Mistakes happen. Unfortunately, there’s no avoiding it, no one is above it, and I'm sure we can all think of a time that we made a mistake in our nursing practice. The events following a mistake in patient care can be chaotic and emotional. But after the dust settles, what’s most important is learning how to avoid the same mistakes from occurring again, and doing all you can to prevent your fellow nurses from making mistakes in a similar situation. Think of it as primary prevention.
Let's consider for one moment the two most common causes of death in the adult population–heart disease and cancer. Nurses are constantly advocating and promoting primary prevention of these two diseases. "Eat healthy foods, exercise daily, quit tobacco products, get your mammograms and colonoscopies"—they’re practically engrained into our daily vernacular.
The Institute of Medicine, recently renamed the Health and Medicine Division, published the report To Err is Human, stating that medical errors have a significant impact on the death rate in the United States. Errors resulting in death may range from surgical complications to errors surrounding medication types and dosages. The National Patient Safety Foundation released a follow-up report that showed there’s still more work to be done to protect patients from harm.
I'd challenge the conversation around the prevention of medical errors to go one step further. In Vice President Biden's Cancer Moonshot Initiative, he emphasizes the importance of cancer providers engaging in data sharing to facilitate the translation of clinical trial data into clinical practice, and to facilitate global learnings from clinical practice. Sharing past errors in medical and nursing care—along with the systematic changes implemented as a result of these errors—on a national level may have an even larger impact on preventing the same error from occurring not just within the walls of your practice center, but potentially others as well.
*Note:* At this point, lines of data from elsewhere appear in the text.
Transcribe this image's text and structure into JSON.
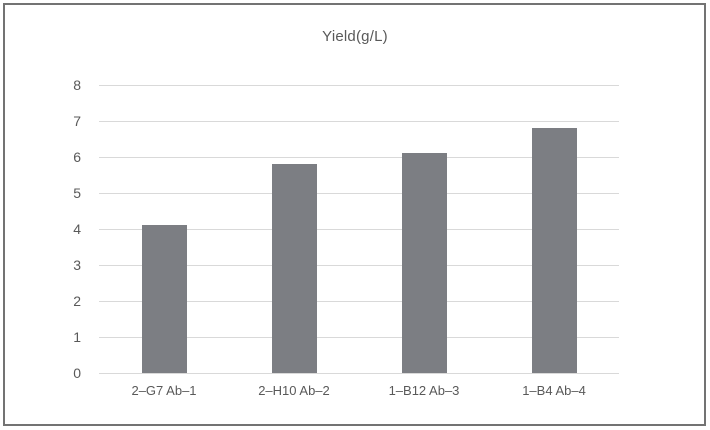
{
  "chart_data": {
    "type": "bar",
    "title": "Yield(g/L)",
    "categories": [
      "2–G7 Ab–1",
      "2–H10 Ab–2",
      "1–B12 Ab–3",
      "1–B4 Ab–4"
    ],
    "values": [
      4.1,
      5.8,
      6.1,
      6.8
    ],
    "xlabel": "",
    "ylabel": "",
    "ylim": [
      0,
      8
    ],
    "yticks": [
      0,
      1,
      2,
      3,
      4,
      5,
      6,
      7,
      8
    ],
    "grid": true,
    "legend": false,
    "colors": {
      "bar": "#7c7e83",
      "gridline": "#d9d9d9",
      "text": "#595959",
      "frame_border": "#737373",
      "background": "#ffffff"
    }
  }
}
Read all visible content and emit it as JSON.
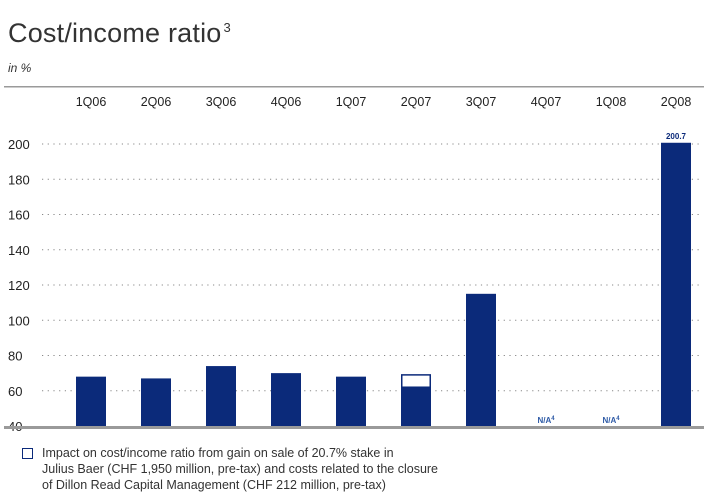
{
  "chart_data": {
    "type": "bar",
    "title": "Cost/income ratio",
    "title_footnote": "3",
    "subtitle": "in %",
    "categories": [
      "1Q06",
      "2Q06",
      "3Q06",
      "4Q06",
      "1Q07",
      "2Q07",
      "3Q07",
      "4Q07",
      "1Q08",
      "2Q08"
    ],
    "values": [
      68,
      67,
      74,
      70,
      68,
      62,
      115,
      null,
      null,
      200.7
    ],
    "impact_overlay": [
      null,
      null,
      null,
      null,
      null,
      7,
      null,
      null,
      null,
      null
    ],
    "data_labels": [
      {
        "category": "4Q07",
        "text": "N/A",
        "footnote": "4"
      },
      {
        "category": "1Q08",
        "text": "N/A",
        "footnote": "4"
      },
      {
        "category": "2Q08",
        "text": "200.7"
      }
    ],
    "yticks": [
      40,
      60,
      80,
      100,
      120,
      140,
      160,
      180,
      200
    ],
    "ylim": [
      40,
      205
    ],
    "grid": "dotted-horizontal",
    "legend": {
      "position": "bottom",
      "entries": [
        {
          "symbol": "hollow-square",
          "lines": [
            "Impact on cost/income ratio from gain on sale of 20.7% stake in",
            "Julius Baer (CHF 1,950 million, pre-tax) and costs related to the closure",
            "of Dillon Read Capital Management (CHF 212 million, pre-tax)"
          ]
        }
      ]
    },
    "colors": {
      "bar": "#0b2a7a",
      "axis": "#9a9a9a",
      "grid": "#888888",
      "na_text": "#2e5aa6"
    }
  }
}
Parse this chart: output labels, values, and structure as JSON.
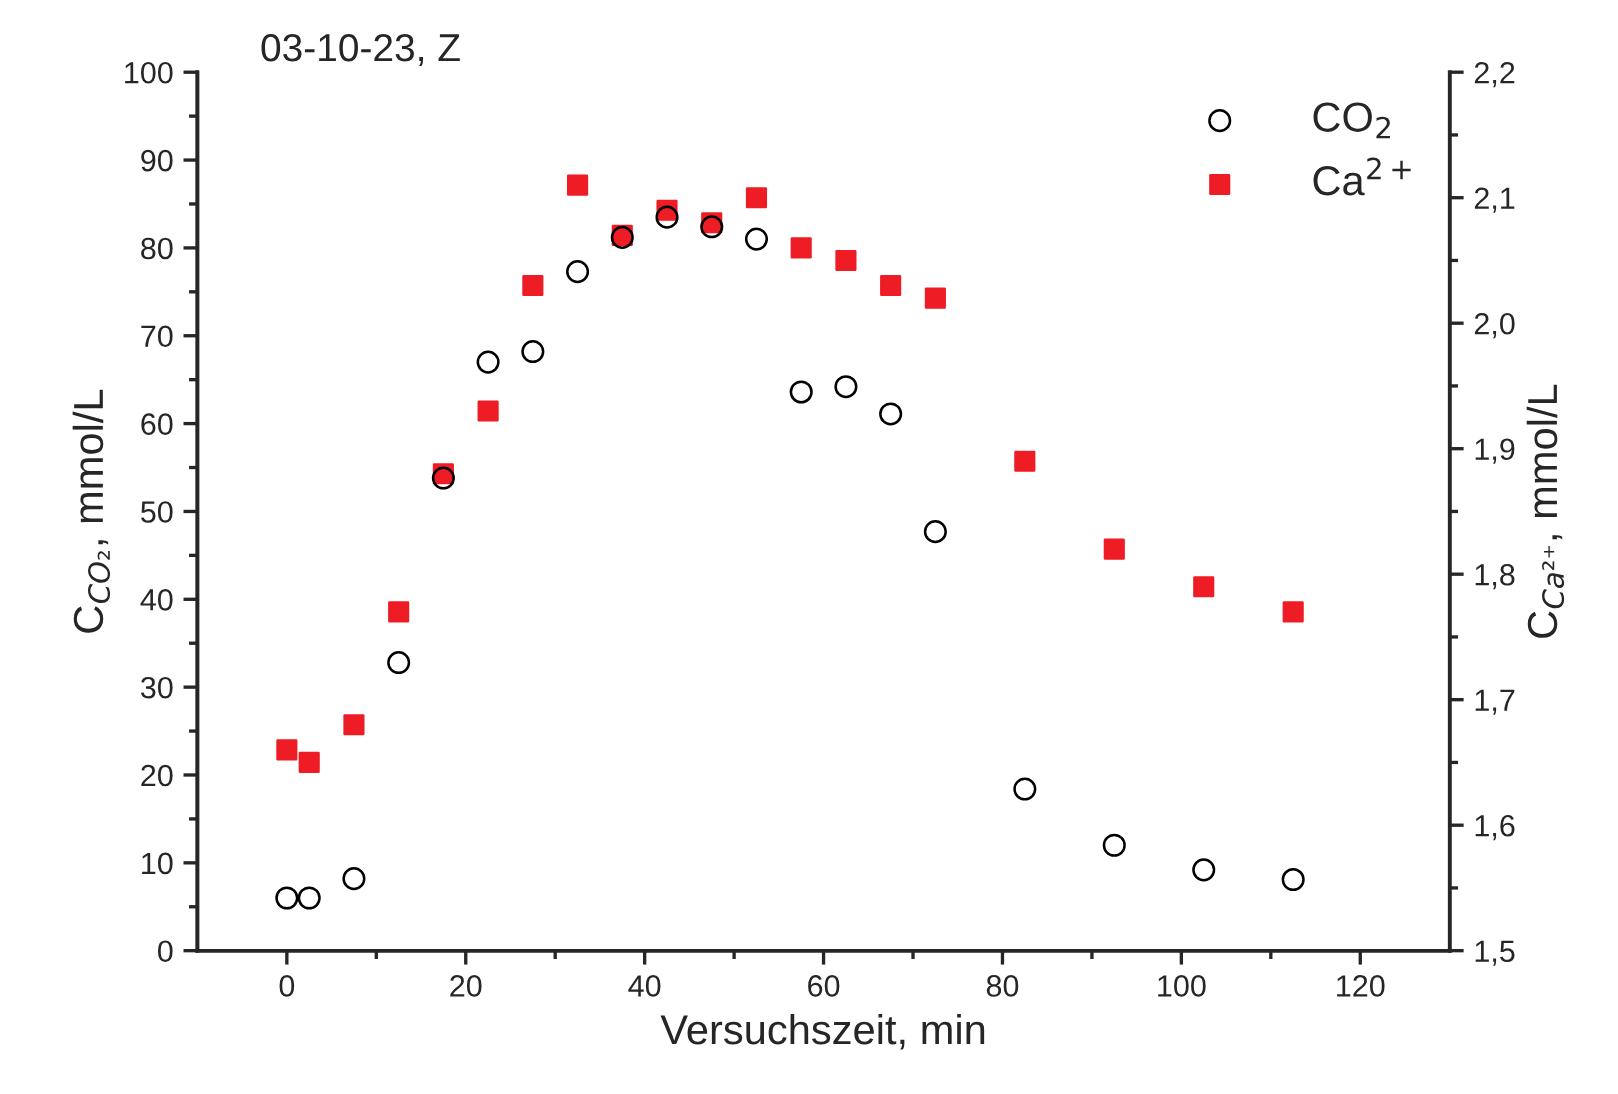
{
  "chart_data": {
    "type": "scatter",
    "title": "03-10-23, Z",
    "xlabel": "Versuchszeit, min",
    "ylabel": "C$_{CO₂}$, mmol/L",
    "y2label": "C$_{Ca²⁺}$, mmol/L",
    "x": [
      0,
      2.5,
      7.5,
      12.5,
      17.5,
      22.5,
      27.5,
      32.5,
      37.5,
      42.5,
      47.5,
      52.5,
      57.5,
      62.5,
      67.5,
      72.5,
      82.5,
      92.5,
      102.5,
      112.5
    ],
    "series": [
      {
        "name": "CO$_{2}$",
        "color": "#000000",
        "marker": "circle",
        "values": [
          6,
          6,
          8.2,
          32.8,
          53.8,
          67,
          68.2,
          77.3,
          81.2,
          83.5,
          82.4,
          81,
          63.6,
          64.2,
          61.1,
          47.7,
          18.4,
          12,
          9.2,
          8.1
        ]
      },
      {
        "name": "Ca$^{2+}$",
        "color": "#ee1c25",
        "marker": "square",
        "axis": "y2",
        "values": [
          1.66,
          1.65,
          1.68,
          1.77,
          1.88,
          1.93,
          2.03,
          2.11,
          2.07,
          2.09,
          2.08,
          2.1,
          2.06,
          2.05,
          2.03,
          2.02,
          1.89,
          1.82,
          1.79,
          1.77
        ]
      }
    ],
    "xlim": [
      -10,
      130
    ],
    "xticks": [
      0,
      20,
      40,
      60,
      80,
      100,
      120
    ],
    "ylim": [
      0,
      100
    ],
    "yticks": [
      0,
      10,
      20,
      30,
      40,
      50,
      60,
      70,
      80,
      90,
      100
    ],
    "y2lim": [
      1.5,
      2.2
    ],
    "y2ticks": [
      {
        "value": 1.5,
        "label": "1,5"
      },
      {
        "value": 1.6,
        "label": "1,6"
      },
      {
        "value": 1.7,
        "label": "1,7"
      },
      {
        "value": 1.8,
        "label": "1,8"
      },
      {
        "value": 1.9,
        "label": "1,9"
      },
      {
        "value": 2.0,
        "label": "2,0"
      },
      {
        "value": 2.1,
        "label": "2,1"
      },
      {
        "value": 2.2,
        "label": "2,2"
      }
    ],
    "legend": "top right",
    "grid": false
  }
}
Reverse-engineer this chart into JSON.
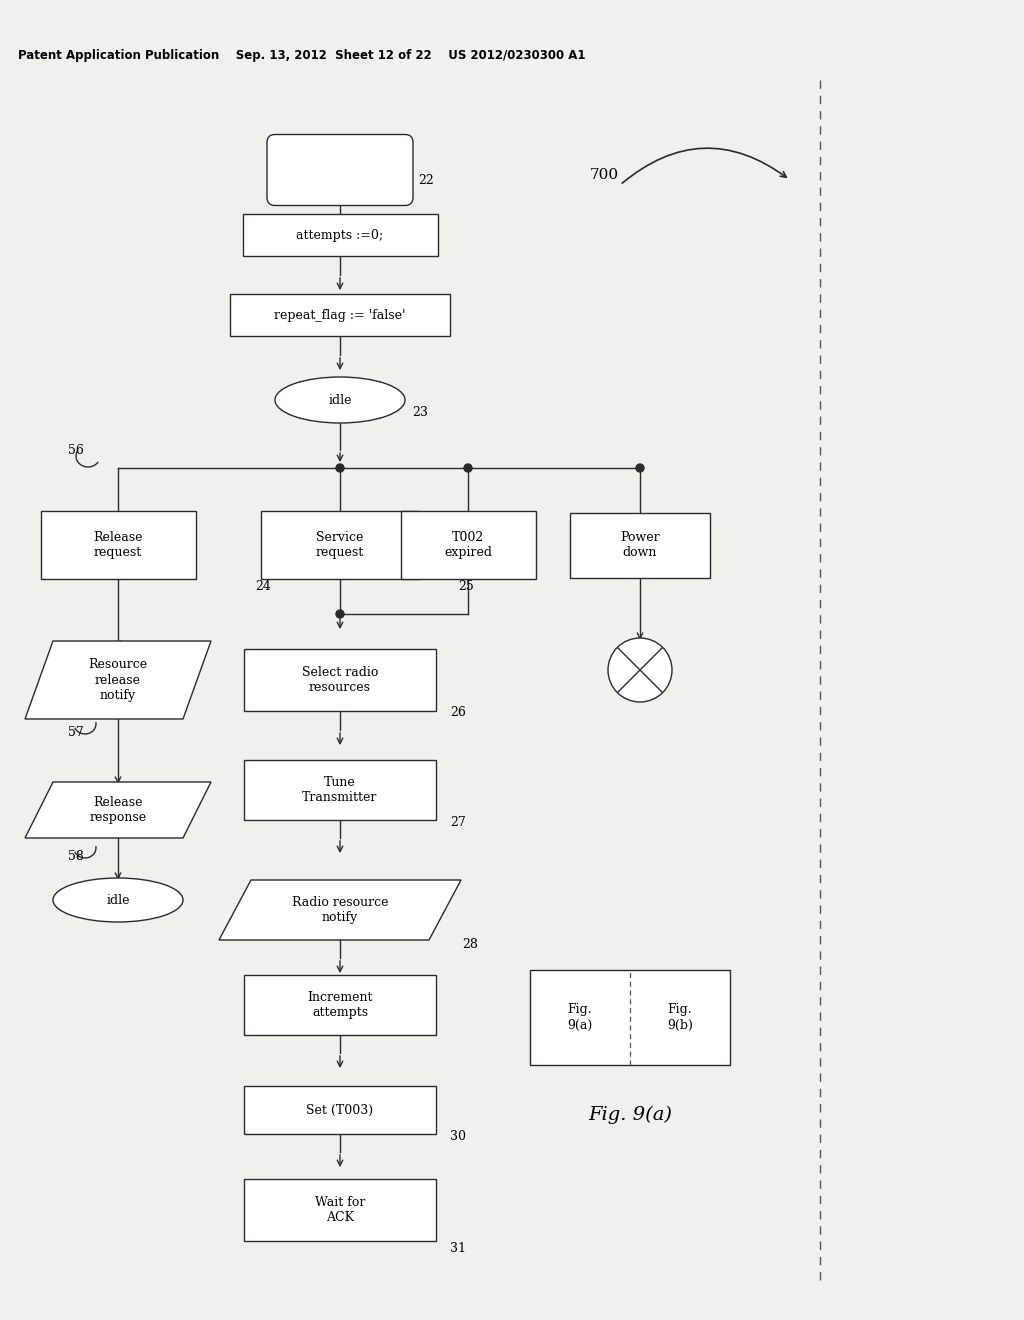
{
  "bg_color": "#f2f0eb",
  "line_color": "#2a2a2a",
  "header": "Patent Application Publication    Sep. 13, 2012  Sheet 12 of 22    US 2012/0230300 A1",
  "node22": "22",
  "node23": "23",
  "node24": "24",
  "node25": "25",
  "node26": "26",
  "node27": "27",
  "node28": "28",
  "node30": "30",
  "node31": "31",
  "node56": "56",
  "node57": "57",
  "node58": "58",
  "node700": "700",
  "box_attempts": "attempts :=0;",
  "box_repeat": "repeat_flag := 'false'",
  "oval_idle1": "idle",
  "oval_idle2": "idle",
  "box_release_req": "Release\nrequest",
  "box_service_req": "Service\nrequest",
  "box_t002": "T002\nexpired",
  "box_power": "Power\ndown",
  "para_res_rel": "Resource\nrelease\nnotify",
  "box_select": "Select radio\nresources",
  "box_tune": "Tune\nTransmitter",
  "para_radio": "Radio resource\nnotify",
  "box_increment": "Increment\nattempts",
  "box_set": "Set (T003)",
  "box_wait": "Wait for\nACK",
  "para_rel_resp": "Release\nresponse",
  "fig_9a_inner": "Fig.\n9(a)",
  "fig_9b_inner": "Fig.\n9(b)",
  "fig_label_text": "Fig. 9(a)"
}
In my clinical experience, I've learned that if a mistake can happen once, it can happen again. Reflection on your clinical practice to identify if anything in your personal practice or work environment led to the error is an important part of the process. Likewise, it’s important to consider if there were any system-related factors that could have contributed to or prevented the error. For example, consider if your practice center stores vinca alkaloids in the same location as intrathecal medications.
We, as nurses, also need to think proactively about current practices and opportunities for error and harm before a mistake occurs. While mistakes happen, the implications of those errors are only worsened when we are ashamed of them, hide them, try to minimize them, and let them define us as nurses.
It’s important to learn from them, and help others learn from your mistakes as well. Advocate for system-wide analyses of procedures that may leave practitioners vulnerable to errors. Be involved with policy changes to prevent errors from occurring again. And, just as importantly, share your stories. Consider how others' mistakes could very well have happened to you, and acknowledge needed practice changes. Then, we may see a coinciding reduction in medical errors just like cancer prevention and screening procedures have led to early detection impact on cancer-related mortality.